FOR a quarter-century now, the United States has been undergoing a sweeping political realignment. The Nov. 8 vote was the latest step in this ongoing process, carrying it to a new, though still-incomplete, stage.
Analysts have often misread this political transformation - which I'll refer to as the ``postindustrial realignment,'' after the major socioeconomic changes that have precipitated it - because they've made some inaccurate assumptions. First among these is the notion that a ``real'' political realignment comes with dramatic suddenness in one or two critical elections. In this interpretation, the New Deal realignment began with the onset of the Great Depression and was largely completed by 1936. In fact, the ``New Deal realignment'' began to take form long before the Depression and continued well beyond it. The era's distinguishing features were most fully on display between, roughly, 1933 and 1965.
Our postindustrial-era realignment has its own timing and dynamic, of course, but like its predecessors it has proceeded in stages. Probably the most critical early developments were those that began transforming Southern politics in the 1960s. The one-party Democratic South originated in the Civil War and Reconstruction periods, but it remained a cornerstone of Democratic support long after.
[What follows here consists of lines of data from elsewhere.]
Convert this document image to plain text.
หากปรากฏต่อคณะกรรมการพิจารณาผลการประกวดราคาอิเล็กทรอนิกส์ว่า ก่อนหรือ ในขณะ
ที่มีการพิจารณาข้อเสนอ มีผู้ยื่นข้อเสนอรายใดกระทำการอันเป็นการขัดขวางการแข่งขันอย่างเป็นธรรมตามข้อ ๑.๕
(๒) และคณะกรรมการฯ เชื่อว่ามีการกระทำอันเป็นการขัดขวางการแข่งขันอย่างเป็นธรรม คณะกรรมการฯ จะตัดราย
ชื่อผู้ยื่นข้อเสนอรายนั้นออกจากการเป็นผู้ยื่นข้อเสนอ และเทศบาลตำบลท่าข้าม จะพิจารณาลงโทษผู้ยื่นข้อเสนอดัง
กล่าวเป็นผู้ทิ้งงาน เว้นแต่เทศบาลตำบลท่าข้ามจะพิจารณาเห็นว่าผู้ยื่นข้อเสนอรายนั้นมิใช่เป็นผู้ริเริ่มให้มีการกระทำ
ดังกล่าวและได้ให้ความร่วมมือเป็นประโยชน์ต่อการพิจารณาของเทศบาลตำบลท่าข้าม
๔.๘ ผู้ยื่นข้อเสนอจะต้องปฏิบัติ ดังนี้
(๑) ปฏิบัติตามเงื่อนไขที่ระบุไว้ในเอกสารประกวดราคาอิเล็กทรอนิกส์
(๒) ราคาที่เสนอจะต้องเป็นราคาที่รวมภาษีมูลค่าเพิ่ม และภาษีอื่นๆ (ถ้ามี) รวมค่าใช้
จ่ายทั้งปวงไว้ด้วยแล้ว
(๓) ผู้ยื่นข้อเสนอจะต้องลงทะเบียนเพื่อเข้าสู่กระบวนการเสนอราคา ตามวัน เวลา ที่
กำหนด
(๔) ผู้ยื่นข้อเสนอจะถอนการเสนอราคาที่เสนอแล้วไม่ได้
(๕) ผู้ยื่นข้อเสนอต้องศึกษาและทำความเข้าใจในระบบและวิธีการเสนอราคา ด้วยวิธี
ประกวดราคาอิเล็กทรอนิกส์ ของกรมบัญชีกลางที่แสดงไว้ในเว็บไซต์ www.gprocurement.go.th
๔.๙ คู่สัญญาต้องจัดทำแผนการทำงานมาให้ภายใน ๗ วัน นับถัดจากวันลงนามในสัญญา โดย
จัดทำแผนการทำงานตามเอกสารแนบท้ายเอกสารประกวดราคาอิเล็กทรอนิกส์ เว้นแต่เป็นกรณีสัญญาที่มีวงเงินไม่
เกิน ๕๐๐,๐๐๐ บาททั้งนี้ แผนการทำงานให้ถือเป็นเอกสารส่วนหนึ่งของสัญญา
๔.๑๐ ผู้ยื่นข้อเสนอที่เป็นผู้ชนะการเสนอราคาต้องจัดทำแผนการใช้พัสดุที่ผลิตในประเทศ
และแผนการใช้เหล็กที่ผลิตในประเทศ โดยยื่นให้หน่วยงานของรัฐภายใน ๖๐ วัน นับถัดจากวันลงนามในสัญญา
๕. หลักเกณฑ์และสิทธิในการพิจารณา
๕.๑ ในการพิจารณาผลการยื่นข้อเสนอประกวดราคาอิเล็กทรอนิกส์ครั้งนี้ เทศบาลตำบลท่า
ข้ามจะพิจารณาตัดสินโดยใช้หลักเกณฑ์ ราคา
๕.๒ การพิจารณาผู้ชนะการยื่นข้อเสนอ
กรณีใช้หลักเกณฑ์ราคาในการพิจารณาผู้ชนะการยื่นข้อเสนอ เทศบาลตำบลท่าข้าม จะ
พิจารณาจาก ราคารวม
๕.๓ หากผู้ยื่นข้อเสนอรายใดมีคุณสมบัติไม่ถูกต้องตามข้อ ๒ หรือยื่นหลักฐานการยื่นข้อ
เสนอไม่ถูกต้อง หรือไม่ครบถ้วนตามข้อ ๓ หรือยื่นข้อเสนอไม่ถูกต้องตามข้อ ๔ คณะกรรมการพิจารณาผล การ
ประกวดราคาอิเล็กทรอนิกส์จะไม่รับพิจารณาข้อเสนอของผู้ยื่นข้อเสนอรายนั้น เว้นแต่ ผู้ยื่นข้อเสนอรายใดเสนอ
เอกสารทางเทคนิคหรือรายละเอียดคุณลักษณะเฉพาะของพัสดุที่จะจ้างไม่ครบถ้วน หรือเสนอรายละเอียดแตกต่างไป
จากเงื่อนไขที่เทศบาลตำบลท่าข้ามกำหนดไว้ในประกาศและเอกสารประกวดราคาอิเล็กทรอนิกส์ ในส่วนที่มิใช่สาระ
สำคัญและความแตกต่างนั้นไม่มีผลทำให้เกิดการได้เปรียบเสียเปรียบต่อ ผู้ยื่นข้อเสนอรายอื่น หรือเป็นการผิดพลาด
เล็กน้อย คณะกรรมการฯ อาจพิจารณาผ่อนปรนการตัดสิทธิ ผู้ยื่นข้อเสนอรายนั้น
The South's shift in presidential voting is by now a familiar story and its impact on national politics well understood. So long a prime Democratic presidential asset, the South had by 1980 become the GOP's best region. Still, the South remained an important Democratic base outside of presidential races, and nowhere more so than in congressional balloting. A majority of Southerners voted Democratic in every congressional election from the end of Reconstruction in 1876 through 1992. And, while the Democrats' margin in Southern congressional seats declined significantly after 1964, it remained large. In 1992 the party won 77 of the 125 seats in the 11 states of the old Confederacy - a margin of 29 over the Republicans.
Here, then, was one of the key political anomalies that contributed to the Democrats' unprecedentedly long control of the House: A section of the country that by all measures was the most conservative, and that had long-since become securely Republican in presidential races, shifted with glacial slowness in congressional voting.
Until this year. On Nov. 8, for the first time in US history, a majority of Southerners voted Republican for Congress. They elected 64 Republicans to the House, compared with 61 Democrats. GOP control of the new House would not have been possible had the South voted as it had in every preceding election.
This latest stage in the three-decades-old realignment of the South has had another twist. For a long time the Democrats enjoyed a big edge in House seats won without contest, principally because of the large number of such seats in their ``solid South.''
In 1994, however, for the first time in this century, a majority of uncontested races - 31 of 38 outside of Louisiana (which really doesn't count here, because of a peculiar feature of the state's electoral law) - saw Republicans without challengers. In the South, 14 Republicans were uncontested - one each in Virginia, North Carolina, and South Carolina, two in Texas, and 9 in Florida. Only 3 Southern Democrats went unchallenged.
Other distinctive regional patterns that have been evident in presidential voting for some time now also appeared in this year's congressional balloting. For example, outside the South, a slight majority of white women voted for Democratic candidates, while white men went Republican by a large margin. In the Northeast, according to exit polls by VNS, the consortium formed by the Associated Press, NBC, CBS, and ABC, 54 percent of white women, but only 41 percent of white men, voted Democratic.
Looking to the South, post-election analysis has emphasized the extraordinarily large Republican margins among white males. (Blacks in the region, both men and women, were overwhelmingly Democratic, as they were elsewhere in the country.) According to the VNS surveys, 69 percent of Southern white men who voted backed Republican congressional candidates, just 31 percent Democratic candidates. What didn't get noted was that Southern white women, while a bit less Republican than their male counterparts, were still very heavily so - backing GOP candidates by a 61-39 margin. The story in the South really wasn't one of a gender gap, but rather of a Republican tide.
What we are seeing is the normal experience as a major partisan realignment proceeds. Changes in groups' social and economic status, together with the impact of new clusters of issues or concerns, begin disrupting long-familiar voting patterns. The list of electoral ``firsts'' gradually grows longer until, at some point, the old political order is nowhere to be seen.
That's where we find ourselves after the 1994 balloting. The New Deal political order has been almost completely swept away.